しかもわざわざ偽名を使うと言うことは眷属間の火種になり得る話……。
聞いておいた方が良い?」
先日のティンカル眷属の件での失敗もあるので、事前確認をする。
「たいして重要な話じゃないですよ?
ヨシュアとの音楽性の違いです」
「ああ。
納得したから良いわ。
それじゃあ、ヨシュアはラーガニス眷属に移動したのか……」
フィリアとヨシュア。
古代王国時代の優れた双子の歌手で、芸術家保護の政策により、真竜となった元人間だが、姉のフィリアがロックシンガーに近いタイプで、ヨシュアがバラードやオペレッタを得意とする歌い手だったので、よく争いをしていた。

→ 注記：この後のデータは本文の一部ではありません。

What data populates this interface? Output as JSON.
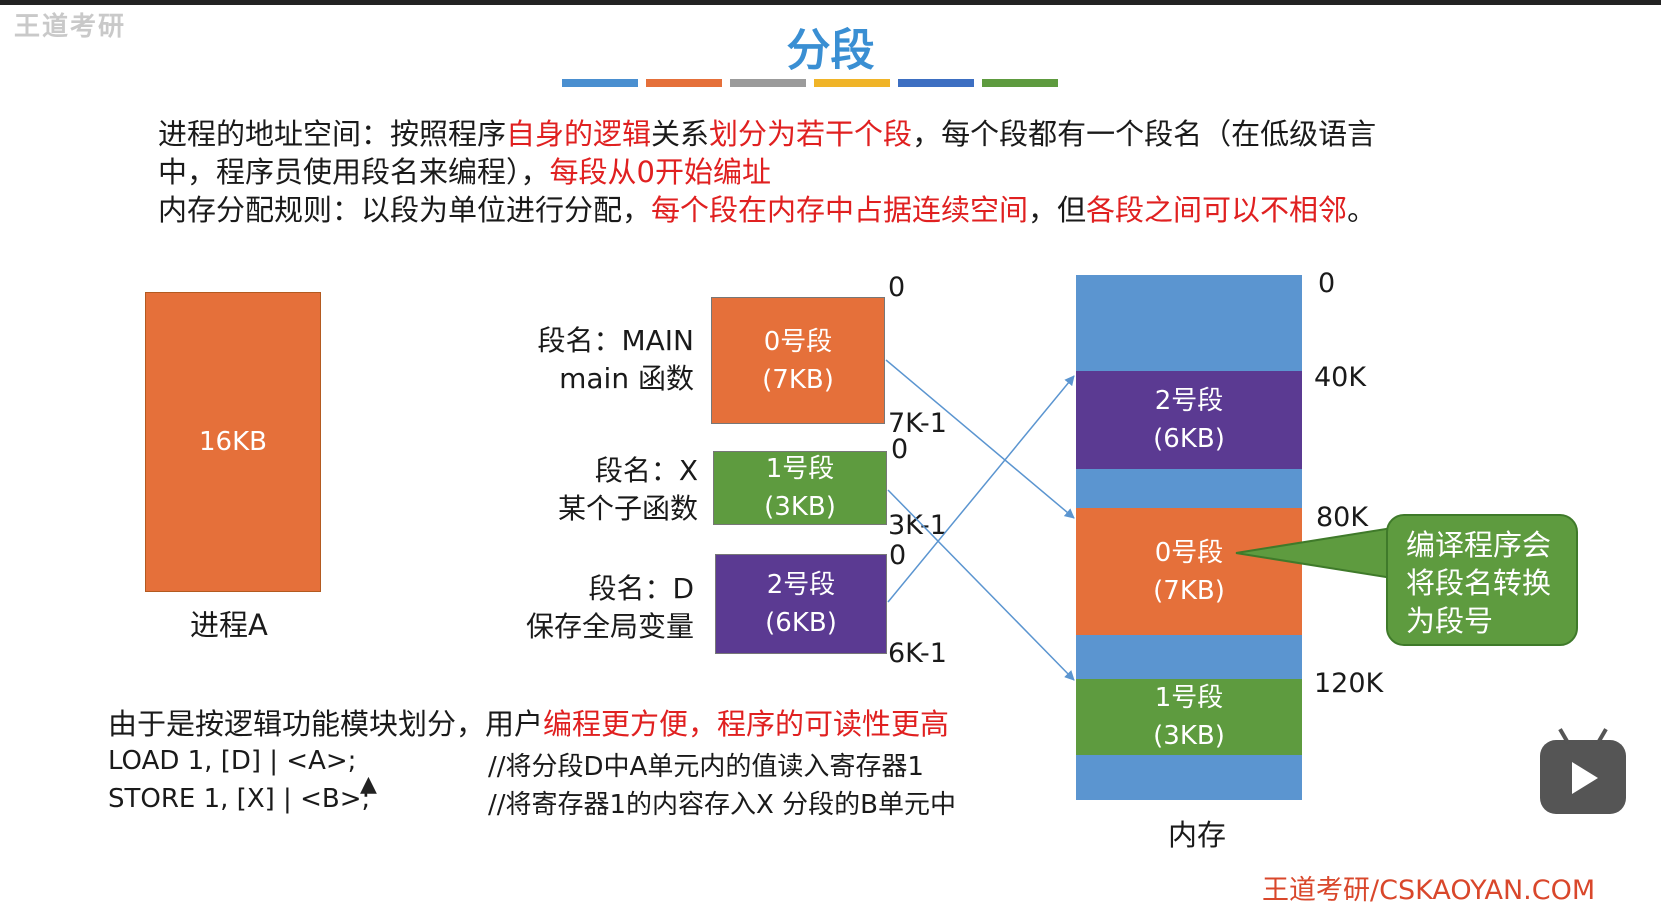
{
  "watermark": "王道考研",
  "title": "分段",
  "stripe_colors": [
    "#4a8fd0",
    "#e5703a",
    "#9b9b9b",
    "#f0b428",
    "#3d6fc2",
    "#5e9b3f"
  ],
  "intro": {
    "line1": [
      {
        "text": "进程的地址空间：按照程序",
        "red": false
      },
      {
        "text": "自身的逻辑",
        "red": true
      },
      {
        "text": "关系",
        "red": false
      },
      {
        "text": "划分为若干个段",
        "red": true
      },
      {
        "text": "，每个段都有一个段名（在低级语言",
        "red": false
      }
    ],
    "line2": [
      {
        "text": "中，程序员使用段名来编程），",
        "red": false
      },
      {
        "text": "每段从0开始编址",
        "red": true
      }
    ],
    "line3": [
      {
        "text": "内存分配规则：以段为单位进行分配，",
        "red": false
      },
      {
        "text": "每个段在内存中占据连续空间",
        "red": true
      },
      {
        "text": "，但",
        "red": false
      },
      {
        "text": "各段之间可以不相邻",
        "red": true
      },
      {
        "text": "。",
        "red": false
      }
    ]
  },
  "process": {
    "size_label": "16KB",
    "name": "进程A"
  },
  "segments": [
    {
      "name_line1": "段名：MAIN",
      "name_line2": "main 函数",
      "seg_label": "0号段",
      "size": "(7KB)",
      "start": "0",
      "end": "7K-1"
    },
    {
      "name_line1": "段名：X",
      "name_line2": "某个子函数",
      "seg_label": "1号段",
      "size": "(3KB)",
      "start": "0",
      "end": "3K-1"
    },
    {
      "name_line1": "段名：D",
      "name_line2": "保存全局变量",
      "seg_label": "2号段",
      "size": "(6KB)",
      "start": "0",
      "end": "6K-1"
    }
  ],
  "memory": {
    "label": "内存",
    "addresses": [
      "0",
      "40K",
      "80K",
      "120K"
    ],
    "blocks": [
      {
        "seg_label": "2号段",
        "size": "(6KB)"
      },
      {
        "seg_label": "0号段",
        "size": "(7KB)"
      },
      {
        "seg_label": "1号段",
        "size": "(3KB)"
      }
    ]
  },
  "callout": "编译程序会将段名转换为段号",
  "bottom": {
    "line1": [
      {
        "text": "由于是按逻辑功能模块划分，用户",
        "red": false
      },
      {
        "text": "编程更方便，程序的可读性更高",
        "red": true
      }
    ],
    "code": [
      {
        "instr": "LOAD 1, [D] | <A>;",
        "comment": "//将分段D中A单元内的值读入寄存器1"
      },
      {
        "instr": "STORE 1, [X] | <B>;",
        "comment": "//将寄存器1的内容存入X 分段的B单元中"
      }
    ]
  },
  "footer": "王道考研/CSKAOYAN.COM"
}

やり取りに堪えかねたトルシェ達が、ヨシュアをラーガニスへ送ることにして、その調整期間フィリアはラーガニス眷属染みた名前を名乗らせて、空手形ではない証明をしていたと言う所か。
どちらかと言うと、フィリアの音楽を好むうちの姉妹達の中で、ヨシュアの歌が好きなトルシェにとっては苦渋の決断だろうが、女系生物だから他所に出すのは、婿。
しょうがなかったんだろう。
……となれば、呪いが蔓延した土地に一時期派遣されていたのはトルシェの意趣返しかな?
そんなことを思った俺は、この話を打ち切った。
順番が逆で、セフィアの呪いが根源にあり、姉弟が被害者と、俺が知ったのはずっと未来のことであった。